Avec tout autre que Vaillant, la lettre eût été expédiée et aurait produit ses lamentables conséquences. Le maréchal se conduisit avec un tact courageux, qui ajoute un titre des plus honorables à ceux qu’il a acquis dans sa longue et méritoire carrière. Il avait déjà préservé Canrobert d’une semblable algarade en n’exécutant pas l’ordre ; cette fois il était trop impératif ; il fallut s’y soumettre. Seulement, au lieu de mettre la lettre dans le pli de Crimée, il l’adressa au général commandant à Marseille avec instruction de ne la remettre au courrier de Crimée que sur nouvel avis. Un hasard heureux ayant amené à Paris le général Mac-Mahon, désigné pour prendre le commandement de la division Pélissier à la place de Canrobert, Vaillant entama par lui son attaque. Le général ne se proposait pas d’aller voir l’Empereur, Vaillant obtint qu’il le fît.

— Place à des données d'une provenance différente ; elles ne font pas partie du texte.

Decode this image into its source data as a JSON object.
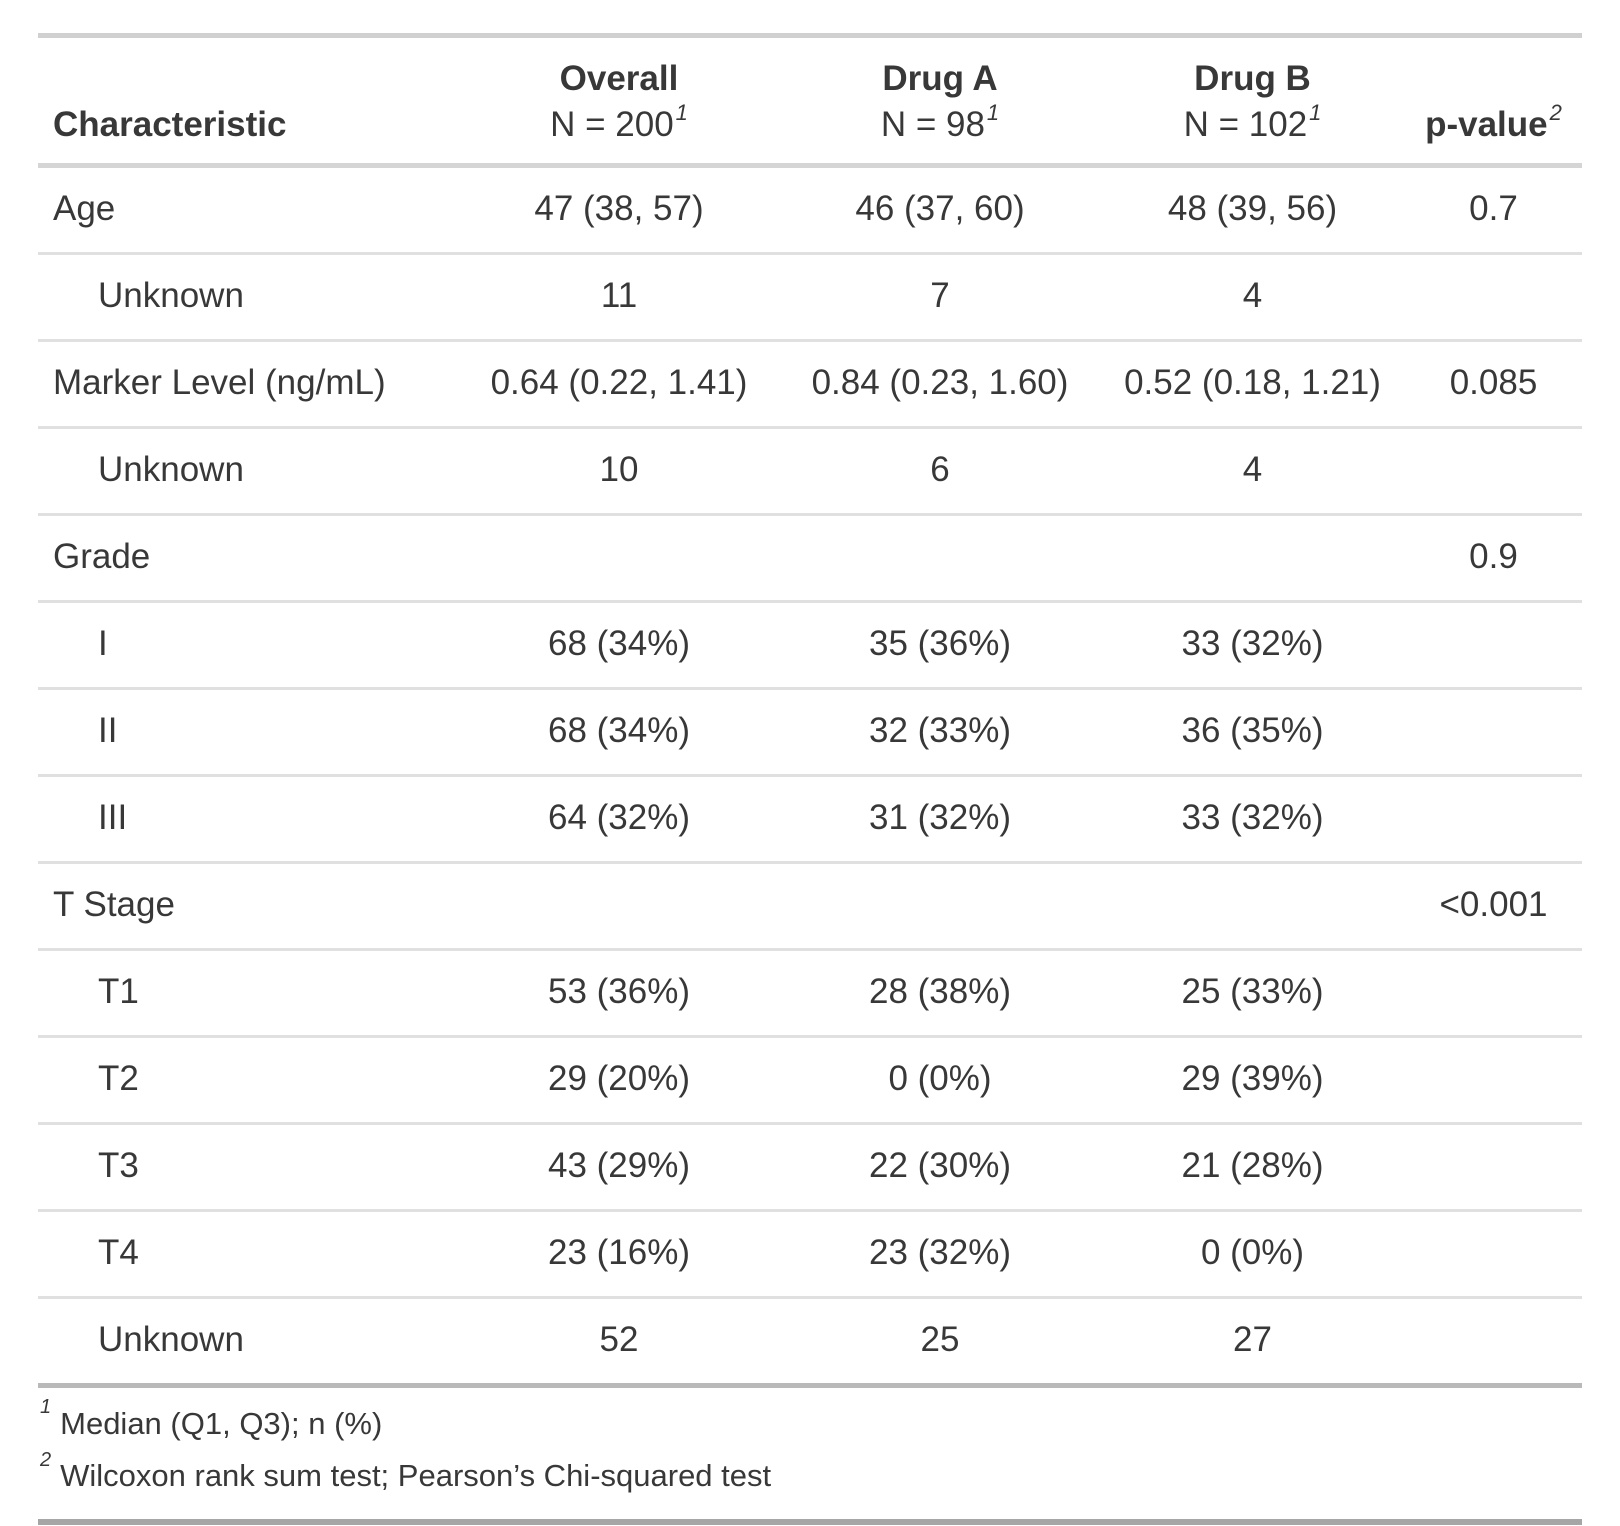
{
  "table": {
    "columns": [
      {
        "label": "Characteristic",
        "sublabel": "",
        "mark": ""
      },
      {
        "label": "Overall",
        "sublabel": "N = 200",
        "mark": "1"
      },
      {
        "label": "Drug A",
        "sublabel": "N = 98",
        "mark": "1"
      },
      {
        "label": "Drug B",
        "sublabel": "N = 102",
        "mark": "1"
      },
      {
        "label": "p-value",
        "sublabel": "",
        "mark": "2"
      }
    ],
    "rows": [
      {
        "label": "Age",
        "indent": false,
        "overall": "47 (38, 57)",
        "drug_a": "46 (37, 60)",
        "drug_b": "48 (39, 56)",
        "p_value": "0.7"
      },
      {
        "label": "Unknown",
        "indent": true,
        "overall": "11",
        "drug_a": "7",
        "drug_b": "4",
        "p_value": ""
      },
      {
        "label": "Marker Level (ng/mL)",
        "indent": false,
        "overall": "0.64 (0.22, 1.41)",
        "drug_a": "0.84 (0.23, 1.60)",
        "drug_b": "0.52 (0.18, 1.21)",
        "p_value": "0.085"
      },
      {
        "label": "Unknown",
        "indent": true,
        "overall": "10",
        "drug_a": "6",
        "drug_b": "4",
        "p_value": ""
      },
      {
        "label": "Grade",
        "indent": false,
        "overall": "",
        "drug_a": "",
        "drug_b": "",
        "p_value": "0.9"
      },
      {
        "label": "I",
        "indent": true,
        "overall": "68 (34%)",
        "drug_a": "35 (36%)",
        "drug_b": "33 (32%)",
        "p_value": ""
      },
      {
        "label": "II",
        "indent": true,
        "overall": "68 (34%)",
        "drug_a": "32 (33%)",
        "drug_b": "36 (35%)",
        "p_value": ""
      },
      {
        "label": "III",
        "indent": true,
        "overall": "64 (32%)",
        "drug_a": "31 (32%)",
        "drug_b": "33 (32%)",
        "p_value": ""
      },
      {
        "label": "T Stage",
        "indent": false,
        "overall": "",
        "drug_a": "",
        "drug_b": "",
        "p_value": "<0.001"
      },
      {
        "label": "T1",
        "indent": true,
        "overall": "53 (36%)",
        "drug_a": "28 (38%)",
        "drug_b": "25 (33%)",
        "p_value": ""
      },
      {
        "label": "T2",
        "indent": true,
        "overall": "29 (20%)",
        "drug_a": "0 (0%)",
        "drug_b": "29 (39%)",
        "p_value": ""
      },
      {
        "label": "T3",
        "indent": true,
        "overall": "43 (29%)",
        "drug_a": "22 (30%)",
        "drug_b": "21 (28%)",
        "p_value": ""
      },
      {
        "label": "T4",
        "indent": true,
        "overall": "23 (16%)",
        "drug_a": "23 (32%)",
        "drug_b": "0 (0%)",
        "p_value": ""
      },
      {
        "label": "Unknown",
        "indent": true,
        "overall": "52",
        "drug_a": "25",
        "drug_b": "27",
        "p_value": ""
      }
    ],
    "footnotes": [
      {
        "mark": "1",
        "text": "Median (Q1, Q3); n (%)"
      },
      {
        "mark": "2",
        "text": "Wilcoxon rank sum test; Pearson’s Chi-squared test"
      }
    ]
  }
}
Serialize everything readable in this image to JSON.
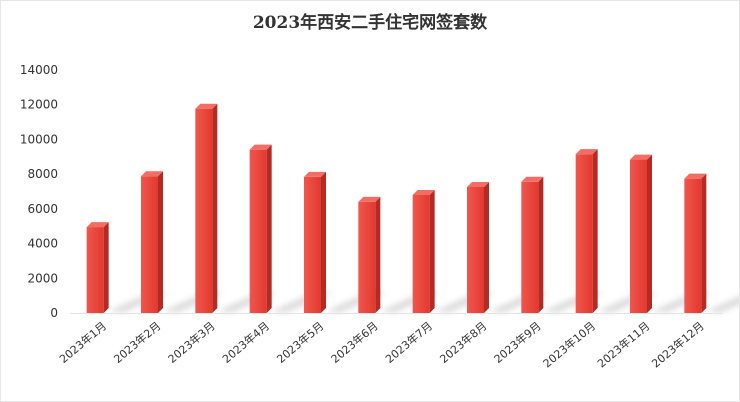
{
  "chart_data": {
    "type": "bar",
    "title": "2023年西安二手住宅网签套数",
    "xlabel": "",
    "ylabel": "",
    "categories": [
      "2023年1月",
      "2023年2月",
      "2023年3月",
      "2023年4月",
      "2023年5月",
      "2023年6月",
      "2023年7月",
      "2023年8月",
      "2023年9月",
      "2023年10月",
      "2023年11月",
      "2023年12月"
    ],
    "values": [
      4950,
      7880,
      11770,
      9410,
      7840,
      6400,
      6800,
      7260,
      7560,
      9150,
      8840,
      7740
    ],
    "yticks": [
      "0",
      "2000",
      "4000",
      "6000",
      "8000",
      "10000",
      "12000",
      "14000"
    ],
    "ylim": [
      0,
      14000
    ],
    "grid": false,
    "legend": "none",
    "colors": {
      "bar_front": "#e8453c",
      "bar_side": "#b52a23",
      "bar_top": "#f26d64",
      "shadow": "#d8d8d8"
    }
  }
}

« Je viens, lui dit l’Empereur, de prendre une décision importante : j’ai remplacé Pélissier par Niel. — Mac-Mahon fit un

  1. J’ai trouvé dans les papiers de Vaillant une copie de cette lettre, faite de sa main, avec cette mention : Par ordre de l’Empereur, cette lettre, expédiée par le chemin de fer le 3 juillet à 5 heures du soir, a été retirée de la poste à Marseille le 4 juillet.